Towards the end of chapter 12, on page 130 in the hardcover (the paperback is scheduled for release on September 11, 2007,) Bill writes about measurements, cookbooks and recipe testers. He talks about how a dish prepared in a restaurant doesn't always translate well to the home kitchen since many dishes in a professional kitchen are not prepared with a tablespoon of this and a teaspoon of that. Rather fingertips are used for a small pinch of this or a medium pinch of that. This was especially true at Babbo's pasta station, Bill says, where the only thing measured in any dish was the pasta.
Bill writes:
The downside of measuring by hand is what happens to the hands.

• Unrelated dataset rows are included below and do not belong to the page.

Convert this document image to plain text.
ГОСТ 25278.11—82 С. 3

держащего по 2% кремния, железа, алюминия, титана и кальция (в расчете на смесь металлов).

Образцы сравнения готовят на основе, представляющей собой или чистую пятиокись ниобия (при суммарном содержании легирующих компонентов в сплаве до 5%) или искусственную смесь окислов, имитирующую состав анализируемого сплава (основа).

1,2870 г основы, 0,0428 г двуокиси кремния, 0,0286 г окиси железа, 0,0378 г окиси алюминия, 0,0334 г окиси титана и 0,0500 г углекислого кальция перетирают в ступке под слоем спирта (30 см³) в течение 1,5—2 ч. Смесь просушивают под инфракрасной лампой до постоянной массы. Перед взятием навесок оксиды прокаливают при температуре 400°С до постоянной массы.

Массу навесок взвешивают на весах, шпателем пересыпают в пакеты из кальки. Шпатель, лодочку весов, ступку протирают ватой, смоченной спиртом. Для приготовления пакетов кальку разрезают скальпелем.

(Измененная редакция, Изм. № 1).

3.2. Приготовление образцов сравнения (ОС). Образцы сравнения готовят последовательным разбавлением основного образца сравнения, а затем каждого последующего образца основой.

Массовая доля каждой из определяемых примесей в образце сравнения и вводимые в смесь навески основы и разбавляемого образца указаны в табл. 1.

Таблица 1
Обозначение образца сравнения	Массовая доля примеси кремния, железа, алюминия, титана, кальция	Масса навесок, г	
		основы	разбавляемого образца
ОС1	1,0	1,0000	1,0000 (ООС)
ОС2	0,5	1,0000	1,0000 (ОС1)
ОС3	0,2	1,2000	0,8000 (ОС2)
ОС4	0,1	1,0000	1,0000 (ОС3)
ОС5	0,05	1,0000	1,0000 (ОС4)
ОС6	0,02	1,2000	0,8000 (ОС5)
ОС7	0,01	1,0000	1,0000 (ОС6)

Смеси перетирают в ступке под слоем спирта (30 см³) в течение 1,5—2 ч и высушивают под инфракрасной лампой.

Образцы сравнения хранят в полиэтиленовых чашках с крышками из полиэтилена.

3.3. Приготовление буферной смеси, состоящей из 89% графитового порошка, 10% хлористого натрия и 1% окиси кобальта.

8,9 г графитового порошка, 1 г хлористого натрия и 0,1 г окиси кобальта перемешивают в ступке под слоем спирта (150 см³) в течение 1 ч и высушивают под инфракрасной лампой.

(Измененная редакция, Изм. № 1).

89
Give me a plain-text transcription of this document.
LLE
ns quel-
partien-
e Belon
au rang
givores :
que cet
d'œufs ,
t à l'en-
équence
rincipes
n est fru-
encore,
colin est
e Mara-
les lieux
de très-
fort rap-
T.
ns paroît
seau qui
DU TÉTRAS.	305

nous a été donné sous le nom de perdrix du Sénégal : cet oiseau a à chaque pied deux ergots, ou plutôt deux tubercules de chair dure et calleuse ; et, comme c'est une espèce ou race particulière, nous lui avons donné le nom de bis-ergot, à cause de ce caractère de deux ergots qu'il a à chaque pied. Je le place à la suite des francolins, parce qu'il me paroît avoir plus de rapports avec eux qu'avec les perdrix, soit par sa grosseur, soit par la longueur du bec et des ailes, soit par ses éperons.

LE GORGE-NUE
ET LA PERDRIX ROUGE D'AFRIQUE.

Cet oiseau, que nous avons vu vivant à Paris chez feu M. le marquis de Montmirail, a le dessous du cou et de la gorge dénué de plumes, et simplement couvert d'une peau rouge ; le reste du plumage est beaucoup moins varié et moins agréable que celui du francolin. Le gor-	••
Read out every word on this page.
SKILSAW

At the end of an evening your fingertips are irretrievably stained with some very heady aromatics, and there's nothing you can do to eliminate them. You wash your hands. You soak them. You shower, you scrub them again. The next day, they still stink of onion, garlic, and pork fat, and, convinced that everyone around you is picking up the smell, you ram them into your pockets, maniacally rubbing your fingers against each other like an obsessive-compulsive Lady Macbeth. At night, in bed, my wife and I had some tough times when I was working the pasta station, ever since one of my hands flopped across her face and woke her with a revolting start.I wonder if the the stainless steel trick would have helped Bill's supersaturated stinky fingers?